I thought of renaming the columns to better understand the dataset columns.

names (tidyverse_data) <- c("Age","Sex", "Chest_Pain_Type","Resting_Blood_Pressure","Serum_Cholesterol","Fasting_Blood_Sugar","Resting_Electrocardiographic_Results","Maximum_Heart_Rate_Achieved","Exercise_Induced_Angina","ST_Depression","Peak_Exercise_ST_Segment_Slope","Major_Vessels", "Thal","Target")
datatable(tidyverse_data)

Dplyr package

The package I chose is dplyr from the Tidyverse package.

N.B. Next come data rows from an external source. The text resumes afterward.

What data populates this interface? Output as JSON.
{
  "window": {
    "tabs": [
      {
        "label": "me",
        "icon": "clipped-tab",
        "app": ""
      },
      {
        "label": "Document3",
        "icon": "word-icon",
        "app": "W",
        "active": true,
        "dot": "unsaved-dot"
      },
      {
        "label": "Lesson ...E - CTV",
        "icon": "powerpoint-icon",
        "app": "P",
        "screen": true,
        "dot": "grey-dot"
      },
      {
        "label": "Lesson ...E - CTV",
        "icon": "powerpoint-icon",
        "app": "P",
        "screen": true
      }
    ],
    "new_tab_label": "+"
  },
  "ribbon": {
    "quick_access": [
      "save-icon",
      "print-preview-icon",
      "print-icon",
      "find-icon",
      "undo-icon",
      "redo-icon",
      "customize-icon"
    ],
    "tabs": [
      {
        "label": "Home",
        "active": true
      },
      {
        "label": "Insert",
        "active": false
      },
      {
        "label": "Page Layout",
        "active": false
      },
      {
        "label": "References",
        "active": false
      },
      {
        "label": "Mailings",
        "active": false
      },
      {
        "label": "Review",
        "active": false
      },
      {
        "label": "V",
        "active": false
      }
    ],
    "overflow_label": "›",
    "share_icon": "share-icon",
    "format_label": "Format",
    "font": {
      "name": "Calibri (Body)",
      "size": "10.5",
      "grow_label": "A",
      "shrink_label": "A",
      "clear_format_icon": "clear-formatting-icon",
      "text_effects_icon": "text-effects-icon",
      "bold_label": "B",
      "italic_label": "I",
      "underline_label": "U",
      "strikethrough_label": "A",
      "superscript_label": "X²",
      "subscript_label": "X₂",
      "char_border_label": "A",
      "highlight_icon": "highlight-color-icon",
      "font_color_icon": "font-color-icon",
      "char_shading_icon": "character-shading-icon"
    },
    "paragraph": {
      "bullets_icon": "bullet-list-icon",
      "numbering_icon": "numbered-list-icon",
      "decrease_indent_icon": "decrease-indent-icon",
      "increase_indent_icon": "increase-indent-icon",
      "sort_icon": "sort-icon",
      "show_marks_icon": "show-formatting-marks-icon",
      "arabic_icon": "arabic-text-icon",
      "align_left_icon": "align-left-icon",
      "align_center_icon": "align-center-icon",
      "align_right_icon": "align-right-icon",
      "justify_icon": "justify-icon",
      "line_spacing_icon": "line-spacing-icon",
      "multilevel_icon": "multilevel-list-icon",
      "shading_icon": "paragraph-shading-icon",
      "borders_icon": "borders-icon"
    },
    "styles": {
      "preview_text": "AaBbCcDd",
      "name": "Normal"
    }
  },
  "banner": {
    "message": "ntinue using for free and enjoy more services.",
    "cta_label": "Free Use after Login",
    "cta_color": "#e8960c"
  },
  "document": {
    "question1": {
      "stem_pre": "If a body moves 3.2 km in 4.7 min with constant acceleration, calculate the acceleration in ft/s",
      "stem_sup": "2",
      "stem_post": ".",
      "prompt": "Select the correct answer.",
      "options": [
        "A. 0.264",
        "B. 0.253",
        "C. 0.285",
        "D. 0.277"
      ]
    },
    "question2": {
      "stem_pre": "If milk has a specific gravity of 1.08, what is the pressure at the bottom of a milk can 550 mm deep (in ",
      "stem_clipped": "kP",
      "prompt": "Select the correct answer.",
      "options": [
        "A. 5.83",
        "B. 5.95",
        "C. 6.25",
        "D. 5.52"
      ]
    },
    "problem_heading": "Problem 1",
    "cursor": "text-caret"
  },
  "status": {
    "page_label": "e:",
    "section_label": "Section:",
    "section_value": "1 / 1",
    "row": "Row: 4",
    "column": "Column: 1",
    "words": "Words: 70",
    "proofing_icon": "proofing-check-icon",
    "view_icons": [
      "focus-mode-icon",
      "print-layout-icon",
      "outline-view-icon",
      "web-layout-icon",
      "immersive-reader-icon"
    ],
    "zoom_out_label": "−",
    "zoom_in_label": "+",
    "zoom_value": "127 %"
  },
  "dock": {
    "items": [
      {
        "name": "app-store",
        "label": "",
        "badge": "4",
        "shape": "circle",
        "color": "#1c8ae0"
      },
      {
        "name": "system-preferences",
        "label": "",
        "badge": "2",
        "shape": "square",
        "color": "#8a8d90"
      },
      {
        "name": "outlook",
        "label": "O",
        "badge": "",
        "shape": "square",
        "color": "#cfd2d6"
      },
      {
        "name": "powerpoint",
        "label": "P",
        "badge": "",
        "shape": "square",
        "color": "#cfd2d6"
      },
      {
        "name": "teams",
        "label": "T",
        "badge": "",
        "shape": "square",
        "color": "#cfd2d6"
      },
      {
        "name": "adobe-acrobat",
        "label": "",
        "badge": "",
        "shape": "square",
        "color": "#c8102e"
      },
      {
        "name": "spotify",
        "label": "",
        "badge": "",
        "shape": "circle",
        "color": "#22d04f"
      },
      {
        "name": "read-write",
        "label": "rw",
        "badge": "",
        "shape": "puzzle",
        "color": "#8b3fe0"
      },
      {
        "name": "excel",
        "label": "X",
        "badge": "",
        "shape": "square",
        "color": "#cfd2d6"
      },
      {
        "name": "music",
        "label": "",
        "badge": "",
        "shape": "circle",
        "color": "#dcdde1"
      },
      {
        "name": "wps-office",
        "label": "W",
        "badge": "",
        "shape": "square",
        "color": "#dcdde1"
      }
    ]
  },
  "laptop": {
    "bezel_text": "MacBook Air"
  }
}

I have decided to demonstrate 3 capabilities namely - select(), summarise() and filter()

1: select()

Short Description

When a certain set of columns are only required select() is used. The columns mentioned within the select() will be returned.

Syntax

select(.data, …)

Here,

.data : It can be a data frame, tibble etc

… : It can be the variables or columns names that are to be returned. They are separated using a comma.

Demo

tidyverse_select <- select(tidyverse_data, c("Age", "Target"))
datatable(tidyverse_select)

2: summarise()

Short Description

A new data frame is created by summarise(). It contains one row for each grouping variable. One column is present for the grouping variable and one column for summary.

Syntax

summarise(.data, …, .groups = NULL)

summarize(.data, …, .groups = NULL)

summarise() and summarize() are synonyms.

Here,

.data : It can be a data frame, tibble etc

… : Name-value pair of summary functions

.groups : It is the grouping structure of the result

Demo

tidyverse_sum <- summarise(tidyverse_data, Max = max(Maximum_Heart_Rate_Achieved), Min = min(Maximum_Heart_Rate_Achieved), Mean = mean(Maximum_Heart_Rate_Achieved))
datatable(tidyverse_sum)

3: filter()

Short Description

Rows that satisfy a given condition are returned using filter().

Syntax

filter(.data, …, .preserve = FALSE)

Here,

.data : It can be a data frame, tibble etc

… : Expressions that are variables of .data and return a logical value. If more than one expression is involved they are combined using & operator. Rows that return TRUE are returned.

.preserve : used when .data is grouped.

Demo

tidyverse_filter <- filter(tidyverse_data, Chest_Pain_Type<3 & Chest_Pain_Type>0)
datatable(tidyverse_filter)